As you may have already noticed, the engineering challenges have been growing exponentially, and will (spoiler alert) continue to do so. Large scale is characterized by 10M users and 100K features. You can redo the calculations above to convince yourself that you’ll need new techniques for this scale.

Distributed training

At large scale, the dataset used for training will no longer fit in memory, even when stored sparsely.

One way to work around this problem is to do training out-of-core, which is when batches of training data are incrementally fed to the model. Surprise and most other recommender system frameworks lack incremental training algorithms, so you have to hand-roll one yourself.

SciKit-Learn has a module called IncrementalPCA. Unfortunately, this model has two problems. First, it doesn’t accept sparse data, so you’ll have to incrementally feed it dense data. Doing so is ludicrously slow, especially with this number of features and users. Second, the model doesn’t make predictions that are anywhere near as accurate as Surprise or SciKit-Learn’s TruncatedSVD. This inaccuracy is probably due to the data sparsity rather than an inherent problem with IncrementalPCA.
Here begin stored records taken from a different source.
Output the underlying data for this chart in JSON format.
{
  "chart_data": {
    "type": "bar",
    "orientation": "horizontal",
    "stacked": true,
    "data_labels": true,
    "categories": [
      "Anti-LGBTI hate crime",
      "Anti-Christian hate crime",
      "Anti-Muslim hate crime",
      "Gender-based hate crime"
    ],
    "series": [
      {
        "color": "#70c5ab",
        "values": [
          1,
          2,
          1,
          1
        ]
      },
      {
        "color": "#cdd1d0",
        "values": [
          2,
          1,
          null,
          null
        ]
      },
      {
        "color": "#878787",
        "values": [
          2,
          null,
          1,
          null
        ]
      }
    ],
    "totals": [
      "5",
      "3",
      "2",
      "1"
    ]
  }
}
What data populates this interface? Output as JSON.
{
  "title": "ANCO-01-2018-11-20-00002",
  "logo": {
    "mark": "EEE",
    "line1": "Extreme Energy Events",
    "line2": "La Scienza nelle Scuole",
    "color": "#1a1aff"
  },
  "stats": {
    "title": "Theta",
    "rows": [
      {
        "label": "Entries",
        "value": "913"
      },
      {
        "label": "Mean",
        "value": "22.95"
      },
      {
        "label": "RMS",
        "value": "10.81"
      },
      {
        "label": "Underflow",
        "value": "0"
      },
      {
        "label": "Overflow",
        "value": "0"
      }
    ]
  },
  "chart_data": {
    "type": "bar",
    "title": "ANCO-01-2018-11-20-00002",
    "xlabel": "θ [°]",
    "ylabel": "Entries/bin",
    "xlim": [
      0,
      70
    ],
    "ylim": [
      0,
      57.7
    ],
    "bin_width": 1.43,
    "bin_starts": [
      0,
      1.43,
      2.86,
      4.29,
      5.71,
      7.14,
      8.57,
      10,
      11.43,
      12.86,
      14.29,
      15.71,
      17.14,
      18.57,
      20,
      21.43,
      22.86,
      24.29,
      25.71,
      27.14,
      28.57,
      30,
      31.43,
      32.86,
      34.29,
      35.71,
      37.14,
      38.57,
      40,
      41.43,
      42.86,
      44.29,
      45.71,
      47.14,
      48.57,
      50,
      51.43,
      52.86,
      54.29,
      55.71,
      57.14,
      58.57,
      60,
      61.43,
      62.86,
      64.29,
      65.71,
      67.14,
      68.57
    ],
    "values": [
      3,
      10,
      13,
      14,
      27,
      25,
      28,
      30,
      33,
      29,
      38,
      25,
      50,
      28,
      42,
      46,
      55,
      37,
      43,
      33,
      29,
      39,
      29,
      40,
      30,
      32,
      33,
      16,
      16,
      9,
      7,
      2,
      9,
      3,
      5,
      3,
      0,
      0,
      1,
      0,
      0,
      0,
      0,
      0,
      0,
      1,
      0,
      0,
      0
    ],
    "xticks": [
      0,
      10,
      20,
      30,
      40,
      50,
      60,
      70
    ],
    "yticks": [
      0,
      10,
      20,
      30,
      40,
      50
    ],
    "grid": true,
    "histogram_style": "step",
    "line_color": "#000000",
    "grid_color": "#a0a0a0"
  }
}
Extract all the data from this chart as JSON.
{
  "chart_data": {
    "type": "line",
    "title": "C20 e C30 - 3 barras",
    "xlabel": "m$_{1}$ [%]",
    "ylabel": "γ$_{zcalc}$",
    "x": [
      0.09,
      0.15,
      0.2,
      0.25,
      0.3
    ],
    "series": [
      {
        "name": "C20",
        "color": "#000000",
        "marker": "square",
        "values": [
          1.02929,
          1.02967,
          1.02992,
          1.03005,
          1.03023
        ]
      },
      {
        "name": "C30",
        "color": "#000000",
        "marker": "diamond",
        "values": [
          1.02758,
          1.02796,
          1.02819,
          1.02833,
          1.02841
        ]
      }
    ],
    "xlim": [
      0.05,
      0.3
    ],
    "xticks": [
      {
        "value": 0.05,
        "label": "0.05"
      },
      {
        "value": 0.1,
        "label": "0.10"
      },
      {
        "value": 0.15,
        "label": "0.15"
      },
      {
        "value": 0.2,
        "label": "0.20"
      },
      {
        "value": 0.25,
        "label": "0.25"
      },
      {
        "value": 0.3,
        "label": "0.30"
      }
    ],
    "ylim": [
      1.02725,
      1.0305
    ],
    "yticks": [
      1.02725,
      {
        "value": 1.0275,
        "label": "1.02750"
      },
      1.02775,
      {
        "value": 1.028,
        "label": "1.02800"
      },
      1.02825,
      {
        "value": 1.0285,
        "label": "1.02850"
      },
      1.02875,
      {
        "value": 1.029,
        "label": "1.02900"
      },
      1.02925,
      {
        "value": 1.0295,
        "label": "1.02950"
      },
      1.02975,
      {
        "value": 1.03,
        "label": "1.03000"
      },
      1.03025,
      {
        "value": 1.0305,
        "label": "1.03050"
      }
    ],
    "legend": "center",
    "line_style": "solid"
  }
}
The better solution is to use Apache Spark and its built-in MLLib toolkit. Jose A Dianes wrote an excellent blog post on how to get started using Spark to make movie recommendations, but be mindful that this approach comes with a whole new set of problems.

Big data scale

Only large companies with teams dedicated to information retrieval encounter big data-scale problems. Even with the terabytes or more of data that these firms process, the bulk of the challenges come from coordinating teams, data pipelining, feature engineering, and vectorization. Most use off-the-shelf models to make recommendations and employ far fewer data scientists than engineers.

As you probably guessed, this article is not targeted at people or teams building big data systems. It’s still interesting to know how the challenges change as the business evolves.

Wrapping it up

Figure out where you are and build for that scale. Chances are that your problem can be solved with a small or medium-scale recommender system. Focusing on building only what’s necessary is the way to get work done quickly and effectively!